Most impressive, almost dazzling, giving Epson’s LS10000 our Hot Product Award was a no brainer.
I’m not going to discuss the three new technologies/capabilities now, that I mentioned above, other than to say that this Epson uses upscaling, processing and downscaling on 1080p and other “lower resolution” material, but will accept true 4K content, not just movies, and eventually HDTV, but also photos. Those technologies will be covered in depth on the Special Features pages. There’s other things to mention though.
The LS10000 is one cool looking projector. It’s very “euro.” Physically its a bit taller than the competing JVCs and Sonys, but has a smaller footprint.
I should mention now that as a Pro Cinema series, it comes with these extras in the box: Ceiling mount, cable cover, two pair of lightweight 3D glasses. Gone, of course is the usual spare lamp that Epson has been providing for years with Pro Cinema projectors.
Pricing is not formally set at this time. I will probably have this updated within a day or two of the formal announcement at the CEDIA show. For the moment best I have is “under $8000”, which could mean $7999, or, it just might be less.
Let’s talk resolution for just a second. This Epson projector has new panels, using Liquid Crystal on Quartz (not silicon like others). As I mentioned in an earlier blog, that’s sort of fitting since Epson’s watch division – Seiko pioneered quartz watch movements.
While the LS10000 does upscale and offer processing at 4K, ultimately, it must downscale back to the panels which are 1080p. 4K processing, but not true 4K. That’s cool though, considering that in the US, the lowest cost true 4K projector is $14,999, Sony’s VPL-VW600ES. While perceived sharpness is excellent, it still can’t do detail as finely as a true 4K solution. Still, one could say the picture’s sharpness gets closer to true 4K, than it is to un-enhanced 1080p!
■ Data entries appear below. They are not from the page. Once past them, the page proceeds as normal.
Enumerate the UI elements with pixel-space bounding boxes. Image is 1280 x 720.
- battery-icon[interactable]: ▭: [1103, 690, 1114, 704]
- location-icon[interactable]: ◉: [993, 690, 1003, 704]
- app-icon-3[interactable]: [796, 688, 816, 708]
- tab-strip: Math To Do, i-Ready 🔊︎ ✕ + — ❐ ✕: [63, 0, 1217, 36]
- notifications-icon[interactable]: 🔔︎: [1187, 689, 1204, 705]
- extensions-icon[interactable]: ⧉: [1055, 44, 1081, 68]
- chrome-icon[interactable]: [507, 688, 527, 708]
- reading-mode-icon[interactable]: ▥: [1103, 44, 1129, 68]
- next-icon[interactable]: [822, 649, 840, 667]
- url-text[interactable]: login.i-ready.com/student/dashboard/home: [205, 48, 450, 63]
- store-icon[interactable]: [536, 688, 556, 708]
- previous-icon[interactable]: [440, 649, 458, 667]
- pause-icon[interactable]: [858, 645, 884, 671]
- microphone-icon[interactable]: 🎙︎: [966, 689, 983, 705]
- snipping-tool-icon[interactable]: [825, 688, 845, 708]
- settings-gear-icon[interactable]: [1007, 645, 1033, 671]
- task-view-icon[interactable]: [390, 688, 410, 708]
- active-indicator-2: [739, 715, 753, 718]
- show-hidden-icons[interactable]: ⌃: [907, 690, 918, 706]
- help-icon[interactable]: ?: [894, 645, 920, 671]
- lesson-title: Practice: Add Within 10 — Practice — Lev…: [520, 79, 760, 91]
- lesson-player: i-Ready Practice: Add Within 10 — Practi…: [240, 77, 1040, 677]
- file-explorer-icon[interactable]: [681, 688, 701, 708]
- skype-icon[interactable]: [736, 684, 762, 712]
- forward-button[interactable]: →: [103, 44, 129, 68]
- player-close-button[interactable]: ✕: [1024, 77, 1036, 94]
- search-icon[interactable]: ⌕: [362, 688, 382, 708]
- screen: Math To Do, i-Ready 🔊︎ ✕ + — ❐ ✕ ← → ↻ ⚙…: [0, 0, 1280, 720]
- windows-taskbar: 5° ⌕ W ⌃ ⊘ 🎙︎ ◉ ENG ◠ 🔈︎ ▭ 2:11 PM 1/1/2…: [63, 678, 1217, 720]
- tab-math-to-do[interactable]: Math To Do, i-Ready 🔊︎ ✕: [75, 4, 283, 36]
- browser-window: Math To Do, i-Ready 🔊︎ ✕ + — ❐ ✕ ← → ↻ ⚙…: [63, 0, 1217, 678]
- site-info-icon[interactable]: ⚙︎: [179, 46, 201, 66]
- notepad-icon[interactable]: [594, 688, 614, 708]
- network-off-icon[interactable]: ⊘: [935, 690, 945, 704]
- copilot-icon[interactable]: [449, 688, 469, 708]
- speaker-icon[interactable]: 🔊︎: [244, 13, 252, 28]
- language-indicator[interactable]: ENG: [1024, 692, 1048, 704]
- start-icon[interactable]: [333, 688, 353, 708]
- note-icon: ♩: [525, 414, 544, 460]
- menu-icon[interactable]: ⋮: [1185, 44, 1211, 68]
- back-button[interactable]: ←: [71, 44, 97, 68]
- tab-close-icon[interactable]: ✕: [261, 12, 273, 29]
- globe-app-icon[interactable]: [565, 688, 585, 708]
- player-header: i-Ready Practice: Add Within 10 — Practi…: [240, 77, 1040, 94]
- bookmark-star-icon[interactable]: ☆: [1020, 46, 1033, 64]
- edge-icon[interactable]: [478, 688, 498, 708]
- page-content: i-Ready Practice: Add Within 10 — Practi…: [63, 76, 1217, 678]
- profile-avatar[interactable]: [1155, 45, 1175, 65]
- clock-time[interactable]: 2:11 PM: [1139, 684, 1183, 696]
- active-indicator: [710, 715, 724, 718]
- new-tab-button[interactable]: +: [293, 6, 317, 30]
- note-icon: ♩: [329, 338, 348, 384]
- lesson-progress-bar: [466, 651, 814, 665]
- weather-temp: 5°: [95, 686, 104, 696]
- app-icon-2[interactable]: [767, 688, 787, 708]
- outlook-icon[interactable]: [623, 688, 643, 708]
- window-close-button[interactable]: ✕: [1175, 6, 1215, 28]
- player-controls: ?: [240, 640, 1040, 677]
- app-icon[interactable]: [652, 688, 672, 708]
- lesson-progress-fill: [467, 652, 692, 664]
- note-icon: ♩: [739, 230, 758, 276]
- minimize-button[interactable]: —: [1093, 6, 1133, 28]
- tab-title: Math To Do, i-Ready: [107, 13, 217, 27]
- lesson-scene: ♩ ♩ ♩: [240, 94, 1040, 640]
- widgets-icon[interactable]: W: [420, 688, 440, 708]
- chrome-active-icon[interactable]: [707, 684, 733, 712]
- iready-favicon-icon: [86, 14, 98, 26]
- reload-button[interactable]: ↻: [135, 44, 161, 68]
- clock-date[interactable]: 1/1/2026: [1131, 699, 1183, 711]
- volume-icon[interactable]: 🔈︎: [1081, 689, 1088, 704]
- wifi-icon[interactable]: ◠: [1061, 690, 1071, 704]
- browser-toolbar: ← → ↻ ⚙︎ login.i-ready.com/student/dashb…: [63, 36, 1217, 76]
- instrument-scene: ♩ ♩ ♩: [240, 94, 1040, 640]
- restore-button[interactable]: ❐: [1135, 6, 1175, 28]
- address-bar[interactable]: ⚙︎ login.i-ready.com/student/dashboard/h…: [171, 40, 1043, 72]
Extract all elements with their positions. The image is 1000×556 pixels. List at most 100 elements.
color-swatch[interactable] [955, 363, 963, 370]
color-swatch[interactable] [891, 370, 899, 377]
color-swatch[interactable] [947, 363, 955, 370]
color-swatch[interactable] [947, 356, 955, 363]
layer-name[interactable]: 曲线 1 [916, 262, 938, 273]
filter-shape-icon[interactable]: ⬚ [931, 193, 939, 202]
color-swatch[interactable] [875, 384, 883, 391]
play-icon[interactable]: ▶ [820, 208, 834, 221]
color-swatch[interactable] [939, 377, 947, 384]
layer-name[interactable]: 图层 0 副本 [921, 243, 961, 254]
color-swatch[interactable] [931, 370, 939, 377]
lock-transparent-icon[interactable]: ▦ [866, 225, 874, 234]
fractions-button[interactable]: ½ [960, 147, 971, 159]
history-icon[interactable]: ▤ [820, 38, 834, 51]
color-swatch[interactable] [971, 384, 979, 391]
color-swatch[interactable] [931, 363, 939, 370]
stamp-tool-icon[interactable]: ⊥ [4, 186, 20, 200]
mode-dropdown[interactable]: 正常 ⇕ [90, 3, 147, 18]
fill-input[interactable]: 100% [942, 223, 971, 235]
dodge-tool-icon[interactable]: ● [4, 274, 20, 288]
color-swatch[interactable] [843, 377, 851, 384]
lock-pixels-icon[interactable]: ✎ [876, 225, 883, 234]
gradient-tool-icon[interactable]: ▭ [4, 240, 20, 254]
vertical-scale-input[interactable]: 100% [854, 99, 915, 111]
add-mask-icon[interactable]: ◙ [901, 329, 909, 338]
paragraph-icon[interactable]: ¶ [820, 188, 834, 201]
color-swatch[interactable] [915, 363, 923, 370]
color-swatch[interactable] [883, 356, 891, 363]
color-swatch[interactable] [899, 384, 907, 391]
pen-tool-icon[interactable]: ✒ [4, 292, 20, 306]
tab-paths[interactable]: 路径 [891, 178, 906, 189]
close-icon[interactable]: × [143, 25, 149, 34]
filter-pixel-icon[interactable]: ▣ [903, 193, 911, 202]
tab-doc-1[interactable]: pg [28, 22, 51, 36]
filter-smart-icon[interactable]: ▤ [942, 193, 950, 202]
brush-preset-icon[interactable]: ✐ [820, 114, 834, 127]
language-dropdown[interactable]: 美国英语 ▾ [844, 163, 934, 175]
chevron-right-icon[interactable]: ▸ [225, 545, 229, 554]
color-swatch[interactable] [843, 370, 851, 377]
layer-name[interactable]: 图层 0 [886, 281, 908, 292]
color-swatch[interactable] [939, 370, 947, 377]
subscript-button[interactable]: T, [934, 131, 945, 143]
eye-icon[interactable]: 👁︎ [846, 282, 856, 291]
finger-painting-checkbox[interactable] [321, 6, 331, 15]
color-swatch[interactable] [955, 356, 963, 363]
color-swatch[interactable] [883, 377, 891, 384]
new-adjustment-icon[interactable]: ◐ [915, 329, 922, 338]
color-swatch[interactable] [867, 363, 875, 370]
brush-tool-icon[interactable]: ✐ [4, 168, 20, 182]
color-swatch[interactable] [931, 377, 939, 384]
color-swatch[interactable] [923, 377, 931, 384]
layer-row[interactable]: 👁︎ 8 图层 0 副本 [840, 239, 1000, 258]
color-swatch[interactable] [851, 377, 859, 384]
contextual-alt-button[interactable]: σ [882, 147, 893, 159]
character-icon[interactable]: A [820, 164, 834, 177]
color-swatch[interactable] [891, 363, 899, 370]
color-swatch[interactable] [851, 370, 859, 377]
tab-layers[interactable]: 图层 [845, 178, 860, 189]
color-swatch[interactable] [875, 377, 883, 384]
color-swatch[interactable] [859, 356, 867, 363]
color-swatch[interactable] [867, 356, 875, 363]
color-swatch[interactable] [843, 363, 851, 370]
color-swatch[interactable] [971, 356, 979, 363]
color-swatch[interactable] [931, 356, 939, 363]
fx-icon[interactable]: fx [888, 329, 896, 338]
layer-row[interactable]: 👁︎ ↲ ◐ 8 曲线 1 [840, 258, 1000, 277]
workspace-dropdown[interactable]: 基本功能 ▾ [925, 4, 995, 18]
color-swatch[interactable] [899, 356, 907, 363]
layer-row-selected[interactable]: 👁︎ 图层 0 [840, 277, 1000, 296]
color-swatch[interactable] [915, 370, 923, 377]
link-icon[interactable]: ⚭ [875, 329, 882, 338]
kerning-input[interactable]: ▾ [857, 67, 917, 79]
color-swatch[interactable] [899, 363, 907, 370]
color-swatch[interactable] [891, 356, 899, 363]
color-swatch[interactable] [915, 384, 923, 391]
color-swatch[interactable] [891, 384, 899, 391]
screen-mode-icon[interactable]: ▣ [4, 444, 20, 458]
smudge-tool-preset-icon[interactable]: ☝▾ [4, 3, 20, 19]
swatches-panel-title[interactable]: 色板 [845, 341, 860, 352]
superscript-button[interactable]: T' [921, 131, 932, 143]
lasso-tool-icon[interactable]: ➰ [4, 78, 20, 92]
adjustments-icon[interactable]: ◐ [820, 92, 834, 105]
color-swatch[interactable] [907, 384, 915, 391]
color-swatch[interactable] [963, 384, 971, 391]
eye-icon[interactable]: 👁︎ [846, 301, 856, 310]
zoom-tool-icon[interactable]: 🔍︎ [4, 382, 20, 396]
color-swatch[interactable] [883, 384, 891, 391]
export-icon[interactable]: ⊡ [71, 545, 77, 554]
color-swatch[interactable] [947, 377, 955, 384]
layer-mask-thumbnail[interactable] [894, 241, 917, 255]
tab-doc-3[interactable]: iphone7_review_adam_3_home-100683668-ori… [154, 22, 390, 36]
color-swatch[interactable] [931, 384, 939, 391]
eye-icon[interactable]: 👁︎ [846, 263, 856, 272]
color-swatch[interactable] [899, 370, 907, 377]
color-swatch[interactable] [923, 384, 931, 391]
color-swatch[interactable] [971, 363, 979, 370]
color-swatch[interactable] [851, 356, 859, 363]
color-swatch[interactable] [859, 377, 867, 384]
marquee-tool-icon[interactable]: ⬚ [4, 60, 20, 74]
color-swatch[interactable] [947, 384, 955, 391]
So, who’s the competition? Rumor has it Sony’s replacing their 3 year old VW95ES, which started close to $10K, and ends its life at $5999 (lamp based). The most obvious competitors though are the two top of the line JVC’s, listing for $7999 and $11,999 (same basic projector, the expensive one gets hand selected components). These two JVC’s use pixel shifting (JVC calls theirs “e-shift3”. Pixel shifting is what this Epson is doing, when projector in “Super-Resolution 4K.” I don’t have enough details but per Epson, the two brands are doing something similar, but Epson says there are some definite differences as well. Certainly, Runco and perhaps SIM2 offer projectors that compete price wise, but those are much higher end brands, their projectors in the under $15,000 range are relatively basic projectors, so won’t be sporting any sort of 4K processing, etc.
Now that I think about it, projectors are getting scarce in the over $5000 price range, and under $20,000, so it’s good Epson’s jumping in with new projectors to heat up the competition.